Greens Leave Government After Hollande Names Centrist Premier

The ecologists split from France’s ruling coalition after François Hollande appoints a centrist prime minister.

French interior minister Manuel Valls attends a Socialist Party event in Toulouse, October 27, 2012
French interior minister Manuel Valls attends a Socialist Party event in Toulouse, October 27, 2012 (PS/Rémi Desert)

France’s Greens broke away from President François Hollande’s coalition on Tuesday after the president appointed the relatively centrist Manuel Valls as prime minister.

Valls, the former interior minister, replaced Jean-Marc Ayrault after the ruling Socialists were defeated in local elections on Sunday by the conservative opposition. The party lost more than 150 big towns to the right and the far right.

“The ecologists will back the government without fail when it acts for progress and ecology but it will oppose it whenever ecology is not taken into account,” the party, which has seventeen seats in the National Assembly, said in a statement.

In particular, the Greens were adamant about maintaining a ban on exploration for shale gas in the country and had hoped to reduce France’s dependence on nuclear energy which provides some 75 percent of its electricity.

Valls’ new government will still have a majority without the Greens.

The main logic behind his appointment, according to The Economist, is that “Hollande wants to press ahead with a more business-friendly economic policy” that he announced earlier this year “in order to revive France’s weak economy.”

This includes €10 billion of new payroll tax cuts for firms, as part of a “responsibility pact” designed to encourage job creation. But, with France under surveillance from the European Commission, it also involves finding a hefty €50 billion of budget savings during 2015-2017.

“This will require tough, unpopular decisions,” the British newspaper points out — which so far Hollande has rarely made.

For example, the president recognizes that France’s high labor costs account in part for its 10.9 percent unemployment rate — the same as the European average but higher than it has been in fourteen years and more than twice the rate in neighboring Germany. Yet he has shied away from making concrete proposals for how to reduce it, which could include lower social contributions for employers or making it easier to fire workers.

The president’s allies have nevertheless hailed his new “social democratic” vision and Valls’ appointment should be seen in this light. While he has no experience running economic policy, he did carve out a reputation as a “social liberal,” proposing to scrap France’s 35 hour working week and raising the retirement age.

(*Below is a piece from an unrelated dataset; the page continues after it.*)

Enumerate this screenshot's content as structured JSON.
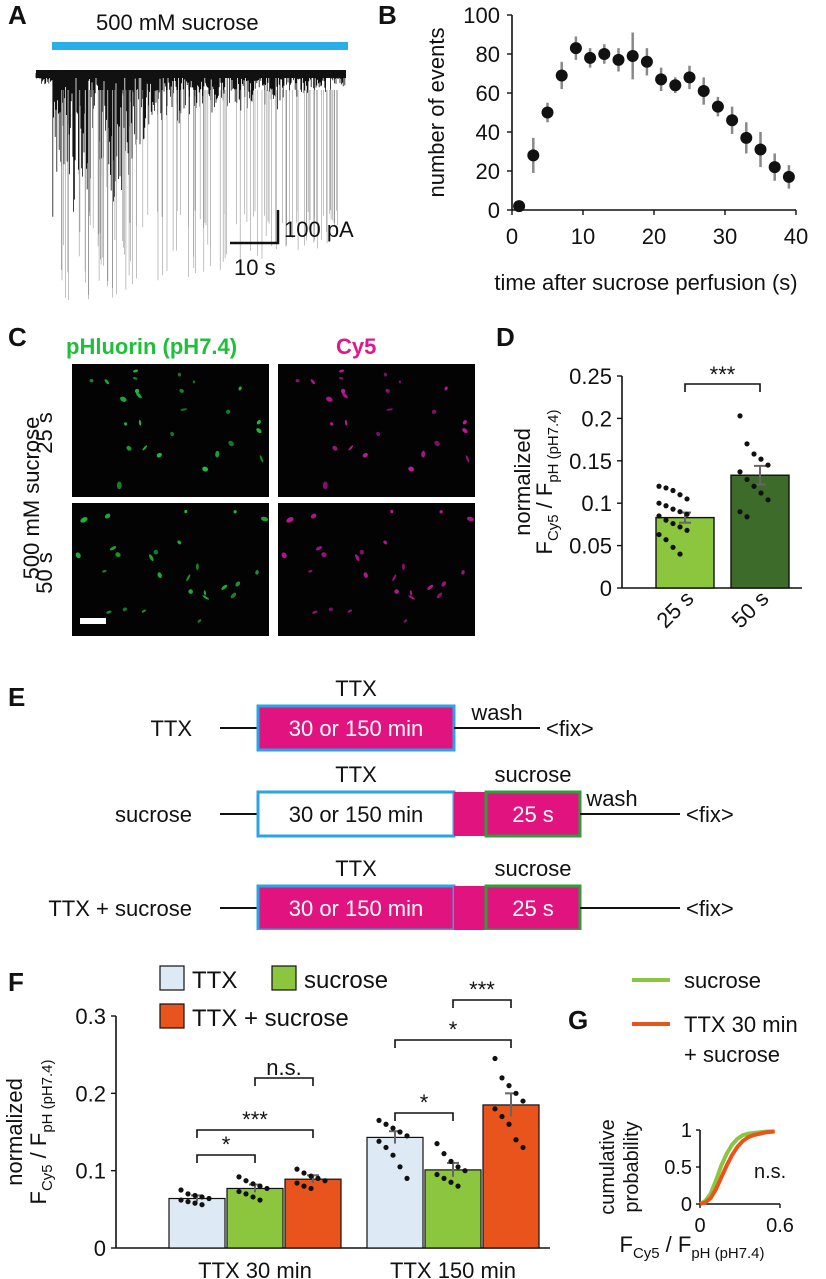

This not only puts him at odds with the Greens but the “old left” in the Socialist Party as well. Open Europe, a Euroskeptic think tank, warns, “Rebellions in parliament on future economic reforms cannot be ruled out.”

Valls’ first test will come later this month when he unveils France’s budget plans for the next two years. The country missed its deficit target of 4.1 percent in 2013, ending the year with a 4.3 percent shortfall instead. If it is to bring its deficit in line with the European treaty limit of 3 percent, and short of raising more taxes — which has made Hollande’s administration so unpopular — the new prime minister can only cut spending and promote policies that will boost growth. That will undoubtedly upset the far left which believes such reforms would undermine France’s social model.